All Exhibitions

GENERATIONS: OPAQUE MIRRORS OF BEAUTY Curated by Juelle Daley

Oct 18–Jan 12, 2025

The Gallery

This exhibition focuses on how two Midwestern figurative painters, Ellen Holtzblatt and Shane-Jahi Jackson, memorialize and document those they hold dear without idealizing portraits. Like the renowned portraitist Alice Neel, they are unafraid to reveal the ambivalence, conflicts, tenderness, and joy of the institution of family. Transfixed by a desire to represent the inner contours of their subjects, the painters use the act of painting in different ways as a jumping-off point to explore the rawness of their relationship with the sitters. Each painting is an unveiling of truths, disappointments, depictions of the unsaid, and the thorny topic of unconditional love within families.

Holtzblatt’s paintings of family members offer up glimpses of deep love, fault lines, and storied relationships while Shane-Jahi seeks to honor the intimacy that exists within African American families despite all the sociological studies that continue to document the demise of the Black family. His use of the Orb, a major motif in his paintings, speaks to ancestral voices speaking across generations.

Shane-Jahi Jackson is a self-taught visual artist, born in Denver, Colorado who currently resides in Morris, Illinois. He is a multi-talented painter, luthier, and musician. Jackson’s paintings serve as an act of bearing witness to the lives, strengths, and fragilities of family and friends.

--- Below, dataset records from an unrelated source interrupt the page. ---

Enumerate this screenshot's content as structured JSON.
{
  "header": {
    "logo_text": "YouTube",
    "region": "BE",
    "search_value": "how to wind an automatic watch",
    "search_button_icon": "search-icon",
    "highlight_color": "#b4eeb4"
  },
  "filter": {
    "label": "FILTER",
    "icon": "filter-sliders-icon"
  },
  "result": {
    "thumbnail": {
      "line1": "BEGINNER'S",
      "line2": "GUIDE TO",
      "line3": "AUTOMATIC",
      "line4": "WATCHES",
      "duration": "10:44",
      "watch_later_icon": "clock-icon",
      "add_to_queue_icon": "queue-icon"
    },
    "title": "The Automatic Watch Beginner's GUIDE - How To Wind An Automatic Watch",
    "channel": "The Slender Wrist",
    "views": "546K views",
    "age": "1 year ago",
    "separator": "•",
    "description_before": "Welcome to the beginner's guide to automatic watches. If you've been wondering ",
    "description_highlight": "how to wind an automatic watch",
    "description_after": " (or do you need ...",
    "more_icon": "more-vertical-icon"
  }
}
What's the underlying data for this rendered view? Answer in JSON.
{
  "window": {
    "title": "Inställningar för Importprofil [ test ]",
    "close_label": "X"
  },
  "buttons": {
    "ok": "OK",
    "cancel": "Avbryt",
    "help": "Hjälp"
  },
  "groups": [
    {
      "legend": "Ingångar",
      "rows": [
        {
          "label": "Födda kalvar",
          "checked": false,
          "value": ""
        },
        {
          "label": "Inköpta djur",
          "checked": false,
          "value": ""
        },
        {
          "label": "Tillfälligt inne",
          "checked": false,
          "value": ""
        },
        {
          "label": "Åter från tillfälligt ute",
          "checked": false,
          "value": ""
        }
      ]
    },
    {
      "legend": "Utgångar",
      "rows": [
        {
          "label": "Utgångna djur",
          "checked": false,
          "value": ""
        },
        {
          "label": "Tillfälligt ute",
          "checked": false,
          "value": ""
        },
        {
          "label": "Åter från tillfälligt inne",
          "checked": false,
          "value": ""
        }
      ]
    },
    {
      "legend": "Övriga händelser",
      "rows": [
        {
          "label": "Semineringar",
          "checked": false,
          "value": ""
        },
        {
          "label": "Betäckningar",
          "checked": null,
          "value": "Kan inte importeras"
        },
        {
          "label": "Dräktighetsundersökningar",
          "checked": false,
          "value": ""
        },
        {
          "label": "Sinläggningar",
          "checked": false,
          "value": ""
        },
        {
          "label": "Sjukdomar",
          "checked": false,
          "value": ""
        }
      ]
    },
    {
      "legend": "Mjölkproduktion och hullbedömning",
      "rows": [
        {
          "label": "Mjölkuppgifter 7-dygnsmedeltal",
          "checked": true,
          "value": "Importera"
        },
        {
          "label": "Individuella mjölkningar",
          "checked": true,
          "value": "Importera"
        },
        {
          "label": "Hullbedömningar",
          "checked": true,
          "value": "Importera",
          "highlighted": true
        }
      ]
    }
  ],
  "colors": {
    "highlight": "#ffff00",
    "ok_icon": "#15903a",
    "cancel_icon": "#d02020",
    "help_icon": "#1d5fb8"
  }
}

Recent exhibitions include the Reva and David Logan Art Center at the University of Chicago with Voices through Orbs, the Black Couch Gallery, Exibit Fine Art Center, and the Ottawa Art League.

Ellen Holtzblatt’s art explores the profound connections between the physical and spiritual world – the memories of the body that reside in the soul. Landscape becomes an allegory for psyche, emotion, and decay. Through her portrait and landscape paintings and drawings, she seeks to embody the power and vulnerability of mind and body, and the ever-present passage of time. Holtzblatt exhibits her work internationally and nationally. Recent one and two-person exhibits include Miller Art Museum, St. Xavier University, Chicago Cultural Center, Prairie State College, Gallery Studio Oh, Josef Glimer Gallery, Fermilab Gallery, and Robert F. DeCaprio Art Gallery. Recent group shows include the Freeport Art Museum, Jerusalem Biennale, Evanston Art Center, Museum of Biblical Art, Spertus Institute, Rockford Art Museum, Chicago Artists Coalition, and the Wausau Museum of Contemporary Art.

American portraitist Alice Neel (1900-1984) is most known for her portraits of mothers, friends, sons, grandchildren, and neighbors of her energetic New York City world. She is known for painting her sitters as she sees them and not often how they viewed themselves. Alice’s portraits were brazenly unapologetic representations of people she cared for deeply and a visual excavation into the interiority of their personhood and their complex inner lives.